3.) Pierre Martory... doesn't exist! He was invented by John Ashbery. This explains why none of his books have ever appeared in France.

4.) Kenneth Koch actually wrote the poem usually attributed to Frank O'Hara, "A True Account of Talking to the Sun at Fire Island."

5.) Negative reviewer Jason Guriel was not (contrary to his assertions on Harriet) present at the Six Gallery in San Francisco where Allen Ginsberg read Howl for the first time. But Kent Johnson was. He suggested the venue.

6.) So much depends upon a little red rooster. Spring & all.

7.) Jack Spicer stole funny lines from Allen Sherman (they went to high school together).

8.) Nobody reads poetry anymore because it's harder than, say, a Harry Potter novel, plot and all.

9.) The scary conficker thing, embedded into this blog post, was actually created by the same folks who invented Issue 1.

10.) A recent U.S. government study shows that this is the END for poetry... and also the automobile.

All in good fun, eh? Happy April Fools' Day!


Chien Bâtard said...

Very funny, Don. Fun is good. Fun is quite necessary actually.

Tho so is action!

Anonymous said...


I *could* accuse you of ageism for the Six Gallery reading reference. Thank you. :~)

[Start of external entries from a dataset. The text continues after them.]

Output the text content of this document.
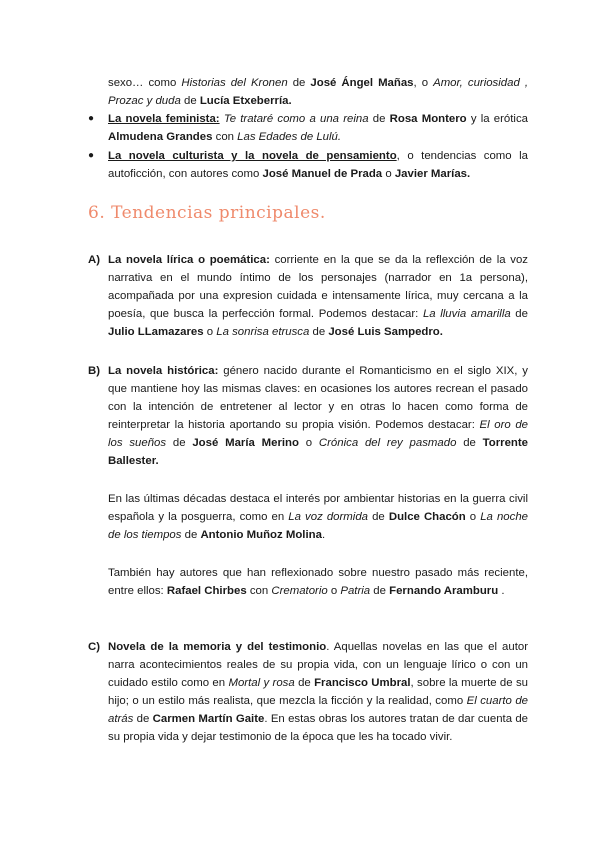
sexo… como Historias del Kronen de José Ángel Mañas, o Amor, curiosidad , Prozac y duda de Lucía Etxeberría.
●	La novela feminista: Te trataré como a una reina de Rosa Montero y la erótica Almudena Grandes con Las Edades de Lulú.
●	La novela culturista y la novela de pensamiento, o tendencias como la autoficción, con autores como José Manuel de Prada o Javier Marías.
6. Tendencias principales.
A) La novela lírica o poemática: corriente en la que se da la reflexción de la voz narrativa en el mundo íntimo de los personajes (narrador en 1a persona), acompañada por una expresion cuidada e intensamente lírica, muy cercana a la poesía, que busca la perfección formal. Podemos destacar: La lluvia amarilla de Julio LLamazares o La sonrisa etrusca de José Luis Sampedro.
B) La novela histórica: género nacido durante el Romanticismo en el siglo XIX, y que mantiene hoy las mismas claves: en ocasiones los autores recrean el pasado con la intención de entretener al lector y en otras lo hacen como forma de reinterpretar la historia aportando su propia visión. Podemos destacar: El oro de los sueños de José María Merino o Crónica del rey pasmado de Torrente Ballester.
En las últimas décadas destaca el interés por ambientar historias en la guerra civil española y la posguerra, como en La voz dormida de Dulce Chacón o La noche de los tiempos de Antonio Muñoz Molina.
También hay autores que han reflexionado sobre nuestro pasado más reciente, entre ellos: Rafael Chirbes con Crematorio o Patria de Fernando Aramburu .
C) Novela de la memoria y del testimonio. Aquellas novelas en las que el autor narra acontecimientos reales de su propia vida, con un lenguaje lírico o con un cuidado estilo como en Mortal y rosa de Francisco Umbral, sobre la muerte de su hijo; o un estilo más realista, que mezcla la ficción y la realidad, como El cuarto de atrás de Carmen Martín Gaite. En estas obras los autores tratan de dar cuenta de su propia vida y dejar testimonio de la época que les ha tocado vivir.
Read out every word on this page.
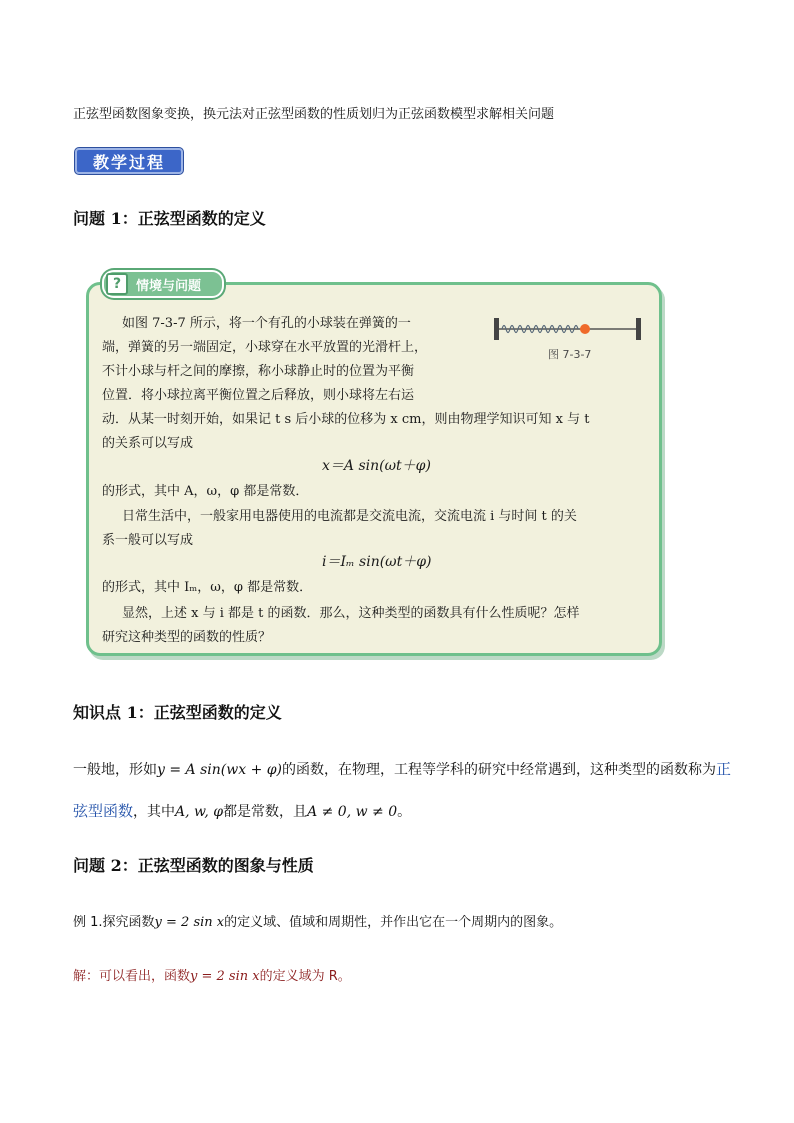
正弦型函数图象变换，换元法对正弦型函数的性质划归为正弦函数模型求解相关问题
教学过程
问题 1：正弦型函数的定义
?	情境与问题
如图 7-3-7 所示，将一个有孔的小球装在弹簧的一
端，弹簧的另一端固定，小球穿在水平放置的光滑杆上，
不计小球与杆之间的摩擦，称小球静止时的位置为平衡
位置．将小球拉离平衡位置之后释放，则小球将左右运
动．从某一时刻开始，如果记 t s 后小球的位移为 x cm，则由物理学知识可知 x 与 t
的关系可以写成
图 7-3-7
x＝A sin(ωt＋φ)
的形式，其中 A，ω，φ 都是常数．
日常生活中，一般家用电器使用的电流都是交流电流，交流电流 i 与时间 t 的关
系一般可以写成
i＝Iₘ sin(ωt＋φ)
的形式，其中 Iₘ，ω，φ 都是常数．
显然，上述 x 与 i 都是 t 的函数．那么，这种类型的函数具有什么性质呢？怎样
研究这种类型的函数的性质？
知识点 1：正弦型函数的定义
一般地，形如y = A sin(wx + φ)的函数，在物理，工程等学科的研究中经常遇到，这种类型的函数称为正
弦型函数，其中A, w, φ都是常数，且A ≠ 0, w ≠ 0。
问题 2：正弦型函数的图象与性质
例 1.探究函数y = 2 sin x的定义域、值域和周期性，并作出它在一个周期内的图象。
解：可以看出，函数y = 2 sin x的定义域为 R。
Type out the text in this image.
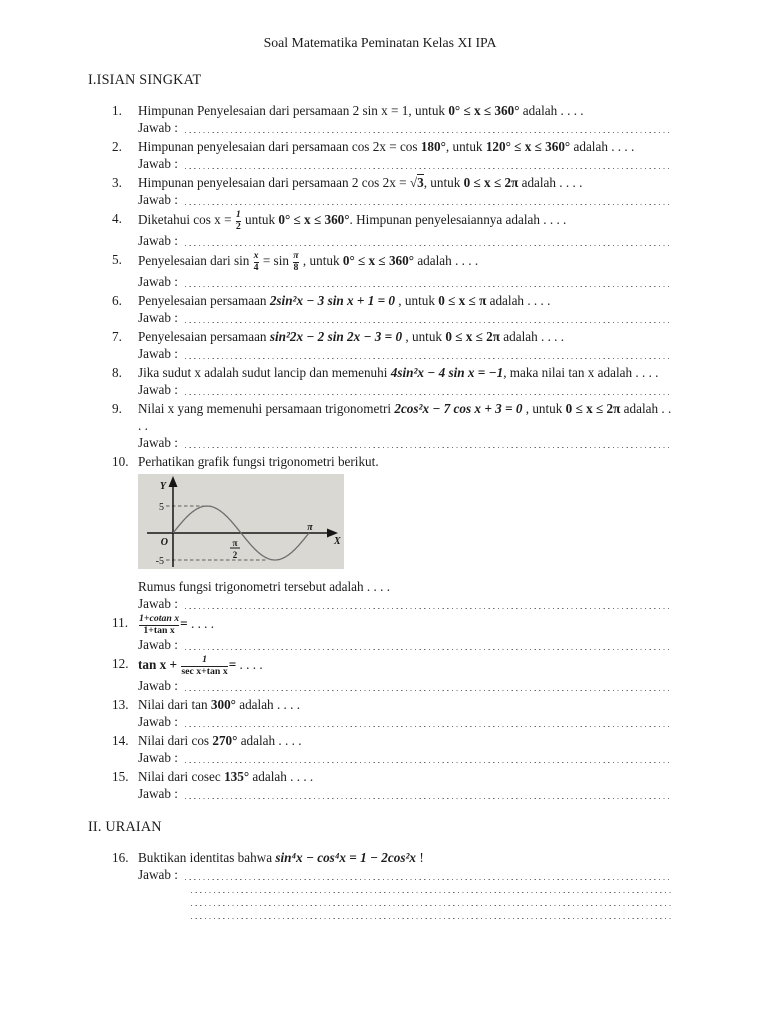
Soal Matematika Peminatan Kelas XI IPA
I.ISIAN SINGKAT
1.	Himpunan Penyelesaian dari persamaan 2 sin x = 1, untuk 0° ≤ x ≤ 360° adalah . . . .
Jawab :
2.	Himpunan penyelesaian dari persamaan cos 2x = cos 180°, untuk 120° ≤ x ≤ 360° adalah . . . .
Jawab :
3.	Himpunan penyelesaian dari persamaan 2 cos 2x = √3, untuk 0 ≤ x ≤ 2π adalah . . . .
Jawab :
4.	Diketahui $\cos x = \frac{1}{2}$ untuk 0° ≤ x ≤ 360°. Himpunan penyelesaiannya adalah . . . .
Jawab :
5.	Penyelesaian dari $\sin \frac{x}{4} = \sin \frac{\pi}{8}$ , untuk 0° ≤ x ≤ 360° adalah . . . .
Jawab :
6.	Penyelesaian persamaan 2sin²x − 3 sin x + 1 = 0 , untuk 0 ≤ x ≤ π adalah . . . .
Jawab :
7.	Penyelesaian persamaan sin²2x − 2 sin 2x − 3 = 0 , untuk 0 ≤ x ≤ 2π adalah . . . .
Jawab :
8.	Jika sudut x adalah sudut lancip dan memenuhi 4sin²x − 4 sin x = −1, maka nilai tan x adalah . . . .
Jawab :
9.	Nilai x yang memenuhi persamaan trigonometri 2cos²x − 7 cos x + 3 = 0 , untuk 0 ≤ x ≤ 2π adalah . . . .
Jawab :
10. Perhatikan grafik fungsi trigonometri berikut.
Y
X
O
5
-5
π
2
π
Rumus fungsi trigonometri tersebut adalah . . . .
Jawab :
11.	$\frac{\text{1+cotan x}}{\text{1+tan x}}$ = . . . .
Jawab :
12. $\tan x + \frac{1}{\text{sec x+tan x}}$ = . . . .
Jawab :
13. Nilai dari tan 300° adalah . . . .
Jawab :
14. Nilai dari cos 270° adalah . . . .
Jawab :
15. Nilai dari cosec 135° adalah . . . .
Jawab :
II. URAIAN
16. Buktikan identitas bahwa sin⁴x − cos⁴x = 1 − 2cos²x !
Jawab :
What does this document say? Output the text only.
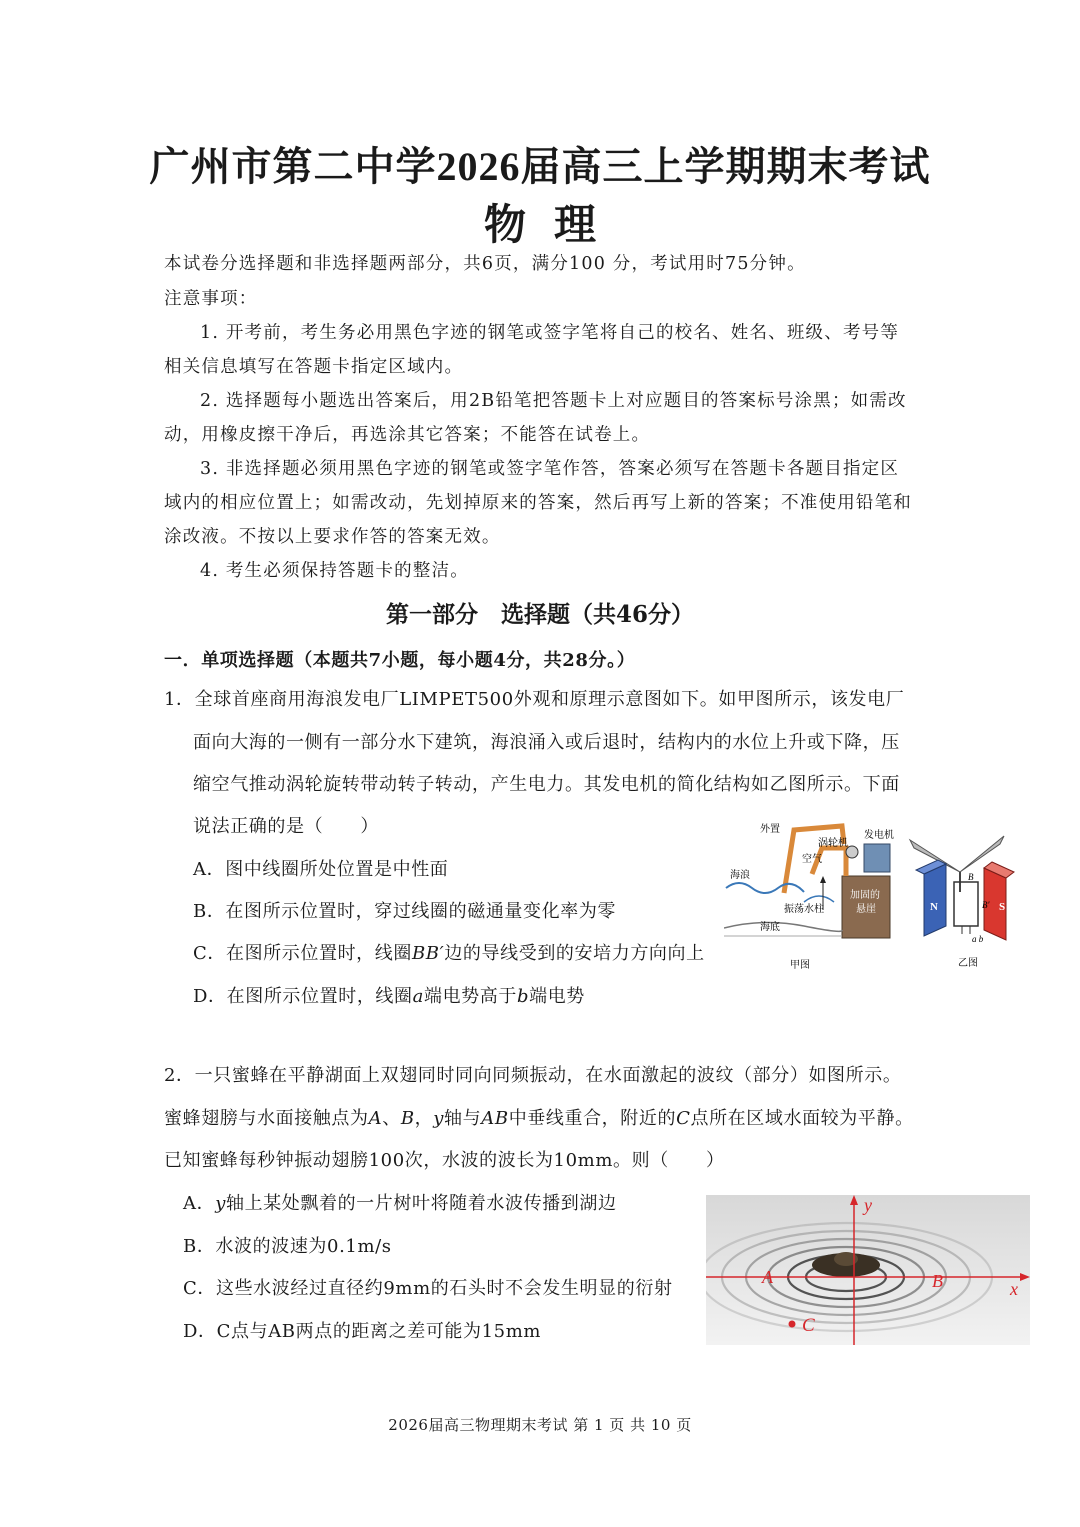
广州市第二中学2026届高三上学期期末考试
物理
本试卷分选择题和非选择题两部分，共6页，满分100 分，考试用时75分钟。
注意事项：
1. 开考前，考生务必用黑色字迹的钢笔或签字笔将自己的校名、姓名、班级、考号等
相关信息填写在答题卡指定区域内。
2. 选择题每小题选出答案后，用2B铅笔把答题卡上对应题目的答案标号涂黑；如需改
动，用橡皮擦干净后，再选涂其它答案；不能答在试卷上。
3. 非选择题必须用黑色字迹的钢笔或签字笔作答，答案必须写在答题卡各题目指定区
域内的相应位置上；如需改动，先划掉原来的答案，然后再写上新的答案；不准使用铅笔和
涂改液。不按以上要求作答的答案无效。
4. 考生必须保持答题卡的整洁。
第一部分　选择题（共46分）
一．单项选择题（本题共7小题，每小题4分，共28分。）
1．全球首座商用海浪发电厂LIMPET500外观和原理示意图如下。如甲图所示，该发电厂
面向大海的一侧有一部分水下建筑，海浪涌入或后退时，结构内的水位上升或下降，压
缩空气推动涡轮旋转带动转子转动，产生电力。其发电机的简化结构如乙图所示。下面
说法正确的是（　　）
A．图中线圈所处位置是中性面
B．在图所示位置时，穿过线圈的磁通量变化率为零
C．在图所示位置时，线圈BB′边的导线受到的安培力方向向上
D．在图所示位置时，线圈a端电势高于b端电势
外置
涡轮机
空气
发电机
海浪
加固的
悬崖
振荡水柱
海底
甲图
N	S
B
B′
a b
乙图
2．一只蜜蜂在平静湖面上双翅同时同向同频振动，在水面激起的波纹（部分）如图所示。
蜜蜂翅膀与水面接触点为A、B，y轴与AB中垂线重合，附近的C点所在区域水面较为平静。
已知蜜蜂每秒钟振动翅膀100次，水波的波长为10mm。则（　　）
A．y轴上某处飘着的一片树叶将随着水波传播到湖边
B．水波的波速为0.1m/s
C．这些水波经过直径约9mm的石头时不会发生明显的衍射
D．C点与AB两点的距离之差可能为15mm
y
x
A	B
C
2026届高三物理期末考试 第 1 页 共 10 页
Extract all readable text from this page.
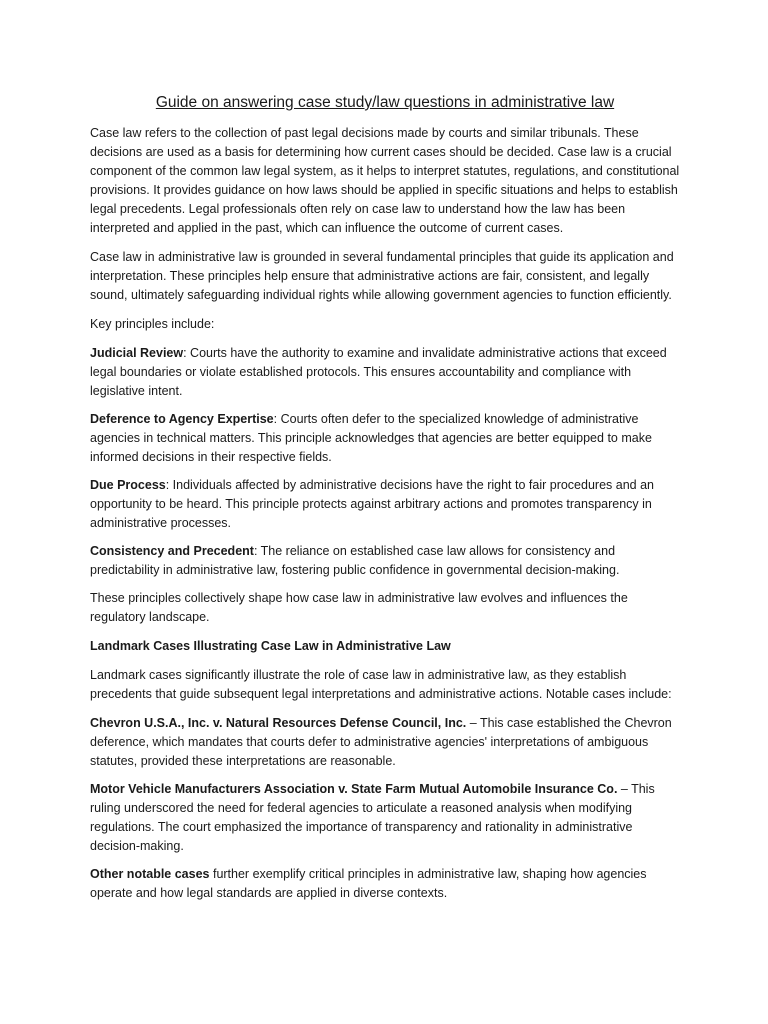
Guide on answering case study/law questions in administrative law

Case law refers to the collection of past legal decisions made by courts and similar tribunals. These decisions are used as a basis for determining how current cases should be decided. Case law is a crucial component of the common law legal system, as it helps to interpret statutes, regulations, and constitutional provisions. It provides guidance on how laws should be applied in specific situations and helps to establish legal precedents. Legal professionals often rely on case law to understand how the law has been interpreted and applied in the past, which can influence the outcome of current cases.

Case law in administrative law is grounded in several fundamental principles that guide its application and interpretation. These principles help ensure that administrative actions are fair, consistent, and legally sound, ultimately safeguarding individual rights while allowing government agencies to function efficiently.

Key principles include:

Judicial Review: Courts have the authority to examine and invalidate administrative actions that exceed legal boundaries or violate established protocols. This ensures accountability and compliance with legislative intent.

Deference to Agency Expertise: Courts often defer to the specialized knowledge of administrative agencies in technical matters. This principle acknowledges that agencies are better equipped to make informed decisions in their respective fields.

Due Process: Individuals affected by administrative decisions have the right to fair procedures and an opportunity to be heard. This principle protects against arbitrary actions and promotes transparency in administrative processes.

Consistency and Precedent: The reliance on established case law allows for consistency and predictability in administrative law, fostering public confidence in governmental decision-making.

These principles collectively shape how case law in administrative law evolves and influences the regulatory landscape.

Landmark Cases Illustrating Case Law in Administrative Law

Landmark cases significantly illustrate the role of case law in administrative law, as they establish precedents that guide subsequent legal interpretations and administrative actions. Notable cases include:

Chevron U.S.A., Inc. v. Natural Resources Defense Council, Inc. – This case established the Chevron deference, which mandates that courts defer to administrative agencies' interpretations of ambiguous statutes, provided these interpretations are reasonable.

Motor Vehicle Manufacturers Association v. State Farm Mutual Automobile Insurance Co. – This ruling underscored the need for federal agencies to articulate a reasoned analysis when modifying regulations. The court emphasized the importance of transparency and rationality in administrative decision-making.

Other notable cases further exemplify critical principles in administrative law, shaping how agencies operate and how legal standards are applied in diverse contexts.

I know it's April 1st and all that, but on the "conspiracy theory" regarding the authorship of "A True Account of Talking to the Sun at Fire Island", there are, yes, some really strange and unanswered problems about that poem. I had a public back and forth with Tony Towle and Bill Berkson about it some months back, I think you know, and none of their (quite indignant) rejoinders at all settled the oddities and lacunae, I'm afraid. Berkson's curt and awkward attempt to dispense with the ambiguities as mere "folderol," in fact, ended up making things even more apocryphal.

Granted, I'm only speaking of currently unanswered *questions* and coincidences around the poem, and not at all claiming that I'm sure Koch wrote it. But I'd argue those questions are weird enough to bracket the matter of its authorship for now and justify the term "mystery"-- a term, incidentally, first coined in relation to the poem by O'Hara's roommate at the time, Joe LeSueur, in his own acute bafflement concerning its provenance.

And by the way (and I say this with his permission), the estimable critic Lytle Shaw, author of Frank O'Hara: The Poetics of Coterie (Iowa UP, 2006), agrees with me that the questions are completely interesting and valid...

Have you ever seen this passage from Koch's "Homage to Frank O'Hara"? Innocent, probably, but somewhat peculiar, too, in context:

Sometimes it seems to me I am possessed by the
spirit of Frank O’Hara and should write his poems
as he would have written them now but
the only ones I know are ones he’s already written
and those are what these turn out to be.

I'll be writing more about the general matter sometime soon. Still doing some looking.